233 reais por dia por pessoa presa. Essa é a bagatela que a empresa Soluções Serviços Terceirizados pode receber após ser agraciada com a concessão para construir e gerir um presídio em Erechim, no Rio Grande do Sul. Além das isenções fiscais, o projeto contará com financiamento de R$ 150 milhões por parte do BNDES. O valor estimado do contrato é de R$ 2,52 bilhões pelo período de 30 anos, e a empresa vencedora foi a única participante do leilão realizado no início de outubro na Bolsa de Valores de São Paulo.
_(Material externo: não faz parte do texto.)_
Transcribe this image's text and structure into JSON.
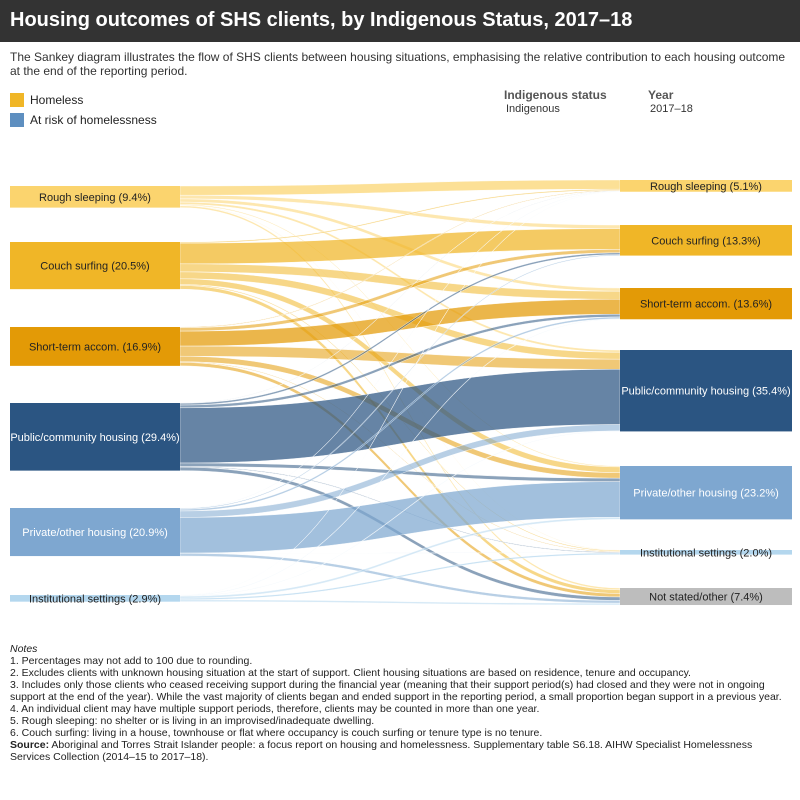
{
  "header": {
    "title": "Housing outcomes of SHS clients, by Indigenous Status, 2017–18",
    "subtitle": "The Sankey diagram illustrates the flow of SHS clients between housing situations, emphasising the relative contribution to each housing outcome at the end of the reporting period."
  },
  "legend": {
    "items": [
      {
        "label": "Homeless",
        "color": "#F0B627"
      },
      {
        "label": "At risk of homelessness",
        "color": "#5E8FC0"
      }
    ]
  },
  "filters": {
    "indigenous_status": {
      "label": "Indigenous status",
      "value": "Indigenous"
    },
    "year": {
      "label": "Year",
      "value": "2017–18"
    }
  },
  "diagram": {
    "source_nodes": [
      {
        "id": "rs",
        "label": "Rough sleeping (9.4%)",
        "color": "#FBD46E",
        "text_color": "#222222"
      },
      {
        "id": "cs",
        "label": "Couch surfing (20.5%)",
        "color": "#F0B627",
        "text_color": "#222222"
      },
      {
        "id": "st",
        "label": "Short-term accom. (16.9%)",
        "color": "#E39A06",
        "text_color": "#222222"
      },
      {
        "id": "pc",
        "label": "Public/community housing (29.4%)",
        "color": "#2B5582",
        "text_color": "#FFFFFF"
      },
      {
        "id": "po",
        "label": "Private/other housing (20.9%)",
        "color": "#7EA7D0",
        "text_color": "#FFFFFF"
      },
      {
        "id": "is",
        "label": "Institutional settings (2.9%)",
        "color": "#B4D7EE",
        "text_color": "#222222"
      }
    ],
    "target_nodes": [
      {
        "id": "rs",
        "label": "Rough sleeping (5.1%)",
        "color": "#FBD46E",
        "text_color": "#222222"
      },
      {
        "id": "cs",
        "label": "Couch surfing (13.3%)",
        "color": "#F0B627",
        "text_color": "#222222"
      },
      {
        "id": "st",
        "label": "Short-term accom. (13.6%)",
        "color": "#E39A06",
        "text_color": "#222222"
      },
      {
        "id": "pc",
        "label": "Public/community housing (35.4%)",
        "color": "#2B5582",
        "text_color": "#FFFFFF"
      },
      {
        "id": "po",
        "label": "Private/other housing (23.2%)",
        "color": "#7EA7D0",
        "text_color": "#FFFFFF"
      },
      {
        "id": "is",
        "label": "Institutional settings (2.0%)",
        "color": "#B4D7EE",
        "text_color": "#222222"
      },
      {
        "id": "ns",
        "label": "Not stated/other (7.4%)",
        "color": "#BDBDBD",
        "text_color": "#222222"
      }
    ],
    "flows": [
      {
        "source": "rs",
        "target": "rs",
        "value": 4.0
      },
      {
        "source": "rs",
        "target": "cs",
        "value": 1.6
      },
      {
        "source": "rs",
        "target": "st",
        "value": 1.4
      },
      {
        "source": "rs",
        "target": "pc",
        "value": 1.0
      },
      {
        "source": "rs",
        "target": "po",
        "value": 0.4
      },
      {
        "source": "rs",
        "target": "is",
        "value": 0.2
      },
      {
        "source": "rs",
        "target": "ns",
        "value": 0.8
      },
      {
        "source": "cs",
        "target": "rs",
        "value": 0.5
      },
      {
        "source": "cs",
        "target": "cs",
        "value": 9.0
      },
      {
        "source": "cs",
        "target": "st",
        "value": 3.5
      },
      {
        "source": "cs",
        "target": "pc",
        "value": 3.0
      },
      {
        "source": "cs",
        "target": "po",
        "value": 2.5
      },
      {
        "source": "cs",
        "target": "is",
        "value": 0.4
      },
      {
        "source": "cs",
        "target": "ns",
        "value": 1.6
      },
      {
        "source": "st",
        "target": "rs",
        "value": 0.3
      },
      {
        "source": "st",
        "target": "cs",
        "value": 1.5
      },
      {
        "source": "st",
        "target": "st",
        "value": 6.5
      },
      {
        "source": "st",
        "target": "pc",
        "value": 4.4
      },
      {
        "source": "st",
        "target": "po",
        "value": 2.4
      },
      {
        "source": "st",
        "target": "is",
        "value": 0.3
      },
      {
        "source": "st",
        "target": "ns",
        "value": 1.5
      },
      {
        "source": "pc",
        "target": "rs",
        "value": 0.1
      },
      {
        "source": "pc",
        "target": "cs",
        "value": 0.8
      },
      {
        "source": "pc",
        "target": "st",
        "value": 1.2
      },
      {
        "source": "pc",
        "target": "pc",
        "value": 24.0
      },
      {
        "source": "pc",
        "target": "po",
        "value": 1.5
      },
      {
        "source": "pc",
        "target": "is",
        "value": 0.3
      },
      {
        "source": "pc",
        "target": "ns",
        "value": 1.5
      },
      {
        "source": "po",
        "target": "rs",
        "value": 0.1
      },
      {
        "source": "po",
        "target": "cs",
        "value": 0.4
      },
      {
        "source": "po",
        "target": "st",
        "value": 0.8
      },
      {
        "source": "po",
        "target": "pc",
        "value": 2.8
      },
      {
        "source": "po",
        "target": "po",
        "value": 15.5
      },
      {
        "source": "po",
        "target": "is",
        "value": 0.1
      },
      {
        "source": "po",
        "target": "ns",
        "value": 1.2
      },
      {
        "source": "is",
        "target": "rs",
        "value": 0.1
      },
      {
        "source": "is",
        "target": "st",
        "value": 0.2
      },
      {
        "source": "is",
        "target": "pc",
        "value": 0.2
      },
      {
        "source": "is",
        "target": "po",
        "value": 0.9
      },
      {
        "source": "is",
        "target": "is",
        "value": 0.7
      },
      {
        "source": "is",
        "target": "ns",
        "value": 0.8
      }
    ]
  },
  "notes": {
    "heading": "Notes",
    "items": [
      "1.   Percentages may not add to 100 due to rounding.",
      "2.   Excludes clients with unknown housing situation at the start of support. Client housing situations are based on residence, tenure and occupancy.",
      "3.   Includes only those clients who ceased receiving support during the financial year (meaning that their support period(s) had closed and they were not in ongoing support at the end of the year). While the vast majority of clients began and ended support in the reporting period, a small proportion began support in a previous year.",
      "4.   An individual client may have multiple support periods, therefore, clients may be counted in more than one year.",
      "5.   Rough sleeping: no shelter or is living in an improvised/inadequate dwelling.",
      "6.   Couch surfing: living in a house, townhouse or flat where occupancy is couch surfing or tenure type is no tenure."
    ],
    "source_label": "Source:",
    "source_text": " Aboriginal and Torres Strait Islander people: a focus report on housing and homelessness. Supplementary table S6.18. AIHW Specialist Homelessness Services Collection (2014–15 to 2017–18)."
  }
}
O edital, no entanto, está suspenso para retificação de um documento da empresa.
A primeira tentativa de realizar essa parceria público-privada foi em 2022, mas na ocasião nenhuma empresa se interessou pela proposta. Então o atual governo federal ampliou os benefícios e fez custosas movimentações para ingressar na política ianque de sistema carcerário, com a assinatura do Decreto 1.1498/2023, que amplia os benefícios para as privatizações do sistema prisional.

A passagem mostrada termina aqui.